If you do not want to split the script, that gives the current user control without much code editing.

exportRenderedPicture = true
//......
//.........
if(exportRenderedPicture){
 //export code
}

And maybe increase the downsample on the rendered image for the moment if speed is an issue.

1 Like

That’s a good idea, thank you!

1 Like

And, in case anyone is curious, this is what the memory wrt time was when the script finally finished:


Keep in mind, i started tracking memory about halfway through the batch so this was about 51 minutes to run 4 or 5 images.

1 Like

When your image is open, QuPath should tell you the uncompressed size under the ‘Image’ tab. I’d be interested to know the width/height; if these are large, PNG may not be the best export format (at least with downsample 2; you may benefit from decreasing the downsample to export a lower image).

Things also tend to be a lot slower if the image isn’t ‘pyramidal’. If your image isn’t a pyramid from the start, QuPath lets you choose on import.

Also, just to clarify, I presume you’re running the script from the script editor with either Run or Run for project in the menu. The second option will also save the data file, which will take some time (but shouldn’t be ~10 minutes…)

My main advice is to

  • try repeating the script with parts removed (to find the bottleneck)
    • alternatively, use https://visualvm.github.io (more technically involved, but the CPU sampling option helps identify bottlenecks)
  • confirm that the same image is much faster to process using Run than it is to process using Run for project.

To check this, you can apply Run for project to a single image that isn’t currently open. For a fair comparison, you should restart QuPath in between and run your script as the first thing you do (so that one method isn’t advantaged by having cached part of the image already).

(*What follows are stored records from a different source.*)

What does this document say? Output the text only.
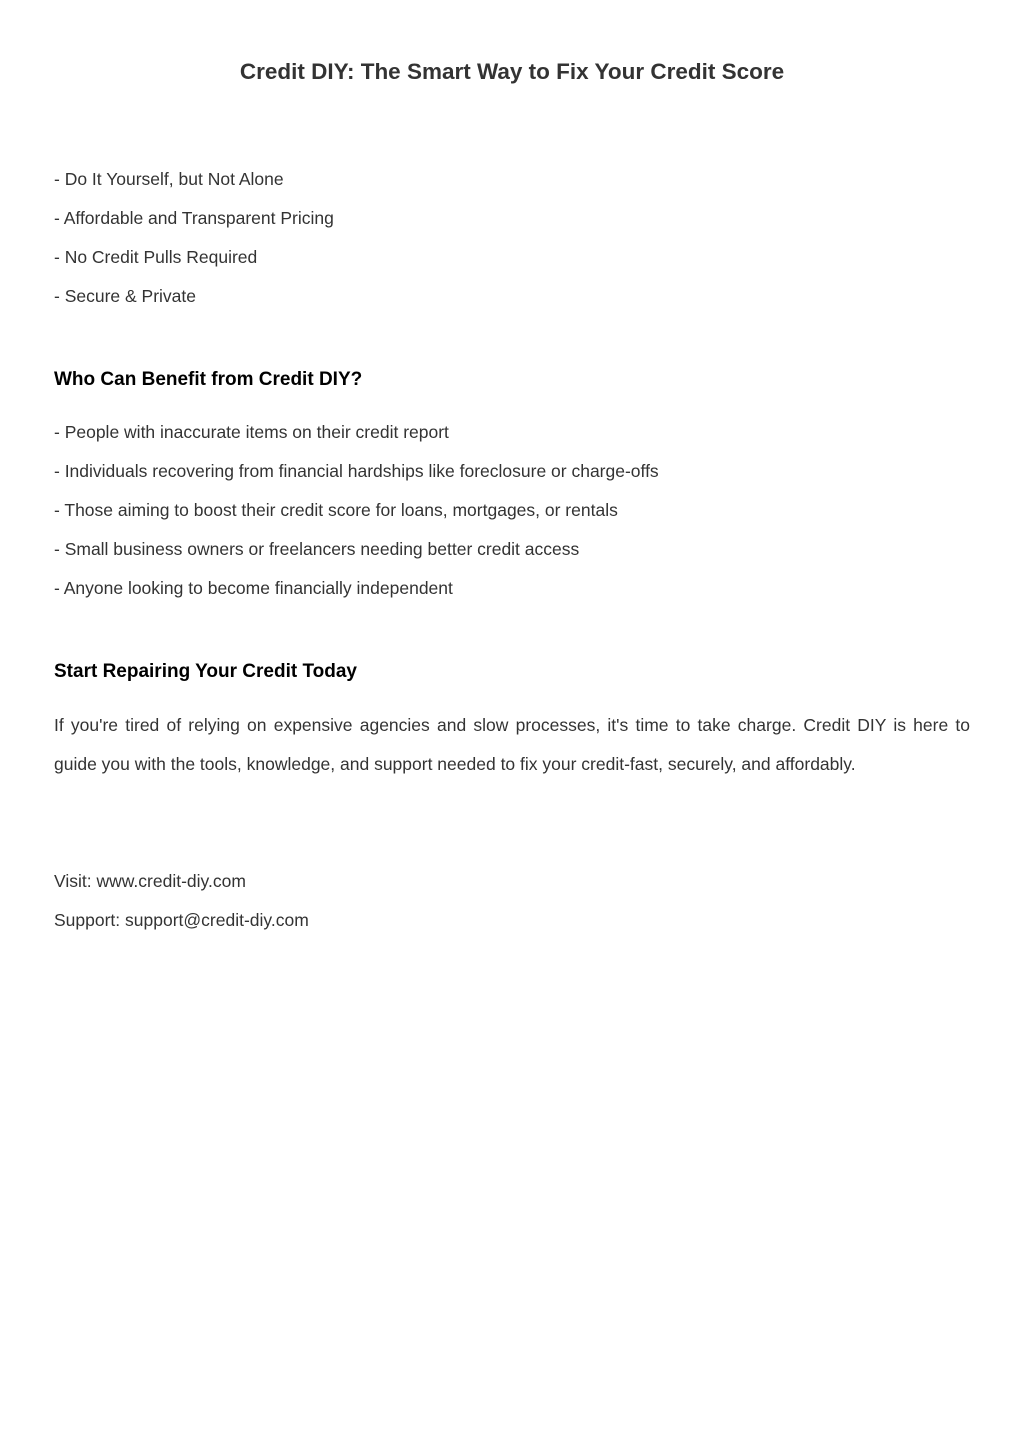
Credit DIY: The Smart Way to Fix Your Credit Score
- Do It Yourself, but Not Alone
- Affordable and Transparent Pricing
- No Credit Pulls Required
- Secure & Private
Who Can Benefit from Credit DIY?
- People with inaccurate items on their credit report
- Individuals recovering from financial hardships like foreclosure or charge-offs
- Those aiming to boost their credit score for loans, mortgages, or rentals
- Small business owners or freelancers needing better credit access
- Anyone looking to become financially independent
Start Repairing Your Credit Today

If you're tired of relying on expensive agencies and slow processes, it's time to take charge. Credit DIY is here to guide you with the tools, knowledge, and support needed to fix your credit-fast, securely, and affordably.

Visit: www.credit-diy.com

Support: support@credit-diy.com
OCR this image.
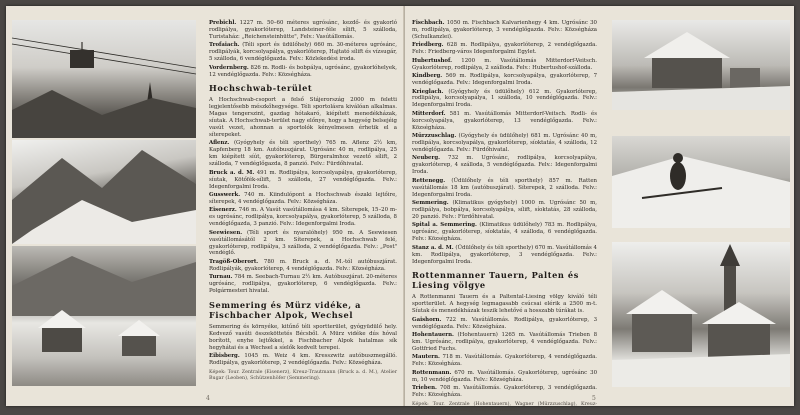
Prebichl. 1227 m. 50–60 méteres ugrósánc, kezdő- és gyakorló rodlipálya, gyakorlóterep, Landsteiner-féle sílift, 5 szálloda, Turistaház: „Reichensteinhütte", Felv.: Vasútállomás.
Trofaiach. (Téli sport és üdülőhely) 660 m. 30-méteres ugrósánc, rodlipályák, korcsolyapálya, gyakorlóterep, Hajtató sílift és vízsugár, 5 szálloda, 6 vendéglőgazda. Felv.: Közlekedési iroda.
Vordernberg. 826 m. Rodli- és bobpálya, ugrósánc, gyakorlóhelyek, 12 vendéglőgazda. Felv.: Községháza.
Hochschwab-terület
A Hochschwab-csoport a felső Stájerország 2000 m feletti legjelentősebb mészkőhegysége. Téli sportolásra kiválóan alkalmas. Magas tengerszint, gazdag hótakaró, kiépített menedékházak, síutak. A Hochschwab-terület nagy előnye, hogy a hegység belsejéig vasút vezet, ahonnan a sportolók kényelmesen érhetik el a síterepeket.
Aflenz. (Gyógyhely és téli sporthely) 765 m. Aflenz 2½ km, Kapfenberg 18 km. Autóbuszjárat. Ugrósánc 40 m, rodlipálya, 25 km kiépített síút, gyakorlóterep, Bürgeralmhoz vezető sílift, 2 szálloda, 7 vendéglőgazda, 8 panzió. Felv.: Fürdőhivatal.
Bruck a. d. M. 491 m. Rodlipálya, korcsolyapálya, gyakorlóterep, síutak, Kötőfék-sílift, 5 szálloda, 27 vendéglőgazda. Felv.: Idegenforgalmi Iroda.
Gusswerk. 740 m. Kiindulópont a Hochschwab északi lejtőire, síterepek, 4 vendéglőgazda. Felv.: Községháza.
Eisenerz. 746 m. A Vasút vasútállomása 4 km. Síterepek, 15–20 m-es ugrósánc, rodlipálya, korcsolyapálya, gyakorlóterep, 5 szálloda, 8 vendéglőgazda, 3 panzió. Felv.: Idegenforgalmi Iroda.
Seewiesen. (Téli sport és nyaralóhely) 950 m. A Seewiesen vasútállomásától 2 km. Síterepek, a Hochschwab felé, gyakorlóterep, rodlipálya, 3 szálloda, 2 vendéglőgazda. Felv.: „Post" vendéglő.
Tragöß-Oberort. 780 m. Bruck a. d. M.-tól autóbuszjárat. Rodlipályák, gyakorlóterep, 4 vendéglőgazda. Felv.: Községháza.
Turnau. 784 m. Seebach-Turnau 2½ km. Autóbuszjárat. 20-méteres ugrósánc, rodlipálya, gyakorlóterep, 6 vendéglőgazda. Felv.: Polgármesteri hivatal.
Semmering és Mürz vidéke, a Fischbacher Alpok, Wechsel
Semmering és környéke, kitűnő téli sportterület, gyógyüdülő hely. Kedvező vasúti összeköttetés Bécsből. A Mürz vidéke dús hóval borított, enyhe lejtőkkel, a Fischbacher Alpok hatalmas sík hegyhátai és a Wechsel a síelők kedvelt terepei.
Eibisberg. 1045 m. Weiz 4 km. Kresszwitz autóbuszmegálló. Rodlipálya, gyakorlóterep, 2 vendéglőgazda. Felv.: Községháza.
Képek: Tour. Zentrale (Eisenerz), Kreuz-Trautmann (Bruck a. d. M.), Atelier Bugar (Leoben), Schützenhöfer (Semmering).
Fischbach. 1050 m. Fischbach Kalvarienhegy 4 km. Ugrósánc 30 m, rodlipálya, gyakorlóterep, 3 vendéglőgazda. Felv.: Községháza (Schulkanzlei).
Friedberg. 628 m. Rodlipálya, gyakorlóterep, 2 vendéglőgazda. Felv.: Friedberg-város Idegenforgalmi Egylet.
Hubertushof. 1200 m. Vasútállomás Mitterdorf-Veitsch. Gyakorlóterep, rodlipálya, 2 szálloda. Felv.: Hubertushof-szálloda.
Kindberg. 569 m. Rodlipálya, korcsolyapálya, gyakorlóterep, 7 vendéglőgazda. Felv.: Idegenforgalmi Iroda.
Krieglach. (Gyógyhely és üdülőhely) 612 m. Gyakorlóterep, rodlipálya, korcsolyapálya, 1 szálloda, 10 vendéglőgazda. Felv.: Idegenforgalmi Iroda.
Mitterdorf. 581 m. Vasútállomás Mitterdorf-Veitsch. Rodli- és korcsolyapálya, gyakorlóterep, 13 vendéglőgazda. Felv.: Községháza.
Mürzzuschlag. (Gyógyhely és üdülőhely) 681 m. Ugrósánc 40 m, rodlipálya, korcsolyapálya, gyakorlóterep, síoktatás, 4 szálloda, 12 vendéglőgazda. Felv.: Fürdőhivatal.
Neuberg. 732 m. Ugrósánc, rodlipálya, korcsolyapálya, gyakorlóterep, 4 szálloda, 5 vendéglőgazda. Felv.: Idegenforgalmi Iroda.
Rettenegg. (Üdülőhely és téli sporthely) 857 m. Ratten vasútállomás 18 km (autóbuszjárat). Síterepek, 2 szálloda. Felv.: Idegenforgalmi Iroda.
Semmering. (Klimatikus gyógyhely) 1000 m. Ugrósánc 50 m, rodlipálya, bobpálya, korcsolyapálya, sílift, síoktatás, 28 szálloda, 20 panzió. Felv.: Fürdőhivatal.
Spital a. Semmering. (Klimatikus üdülőhely) 783 m. Rodlipálya, ugrósánc, gyakorlóterep, síoktatás, 4 szálloda, 6 vendéglőgazda. Felv.: Községháza.
Stanz a. d. M. (Üdülőhely és téli sporthely) 670 m. Vasútállomás 4 km. Rodlipálya, gyakorlóterep, 3 vendéglőgazda. Felv.: Idegenforgalmi Iroda.
Rottenmanner Tauern, Palten és Liesing völgye
A Rottenmanni Tauern és a Paltental-Liesing völgy kiváló téli sportterület. A hegység legmagasabb csúcsai elérik a 2500 m-t. Síutak és menedékházak teszik lehetővé a hosszabb túrákat is.
Gaishorn. 722 m. Vasútállomás. Rodlipálya, gyakorlóterep, 3 vendéglőgazda. Felv.: Községháza.
Hohentauern. (Hohentauern) 1265 m. Vasútállomás Trieben 8 km. Ugrósánc, rodlipálya, gyakorlóterep, 4 vendéglőgazda. Felv.: Gottfried Fuchs.
Mautern. 718 m. Vasútállomás. Gyakorlóterep, 4 vendéglőgazda. Felv.: Községháza.
Rottenmann. 670 m. Vasútállomás. Gyakorlóterep, ugrósánc 30 m, 10 vendéglőgazda. Felv.: Községháza.
Trieben. 708 m. Vasútállomás. Gyakorlóterep, 3 vendéglőgazda. Felv.: Községháza.
Képek: Tour. Zentrale (Hohentauern), Wagner (Mürzzuschlag), Kreuz-Trautmann (Semmering), Leitner (Trieben).
4	5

I’m not really able to investigate more without the results of the two tests suggested above, since any problem may well depend upon the specifics of your image and I don’t know enough about them to replicate the issue myself.

2 Likes

Thanks Pete, I’m going to try this today to see if I can find the bottleneck. If you’re interested, I’m going to attach one of the images. I checked the uncompressed size in QuPath (830.9MB), which is weirdly smaller than the image size when I “Get Info” on the original image in its folder (872.4MB). Not sure what to make of that. The dimensions are quite large as its a mosaic (~6.7mm x 11.4mm).

Link to image:
https://pitt.box.com/s/5e4rab5swy656nun7rzbu8v45imajpxc

Thanks @davidnascari, the image was very helpful – I can confirm there’s something wrong on the QuPath side… although I haven’t been able to figure out exactly what.

As far as I can tell, it traces back to the fact that the image is not stored in a tiled, pyramidal way. If you open the image in QuPath and choose File → Export images… → OME TIFF to create a new pyramidal TIFF image (with/without compression) you should find performance for everything is better if you use the new image.

But after spending a couple of hours investigating, I’ve only succeeded in proving most of my hypotheses regarding the cause to be wrong. We’ll try to figure it out before the next release.

2 Likes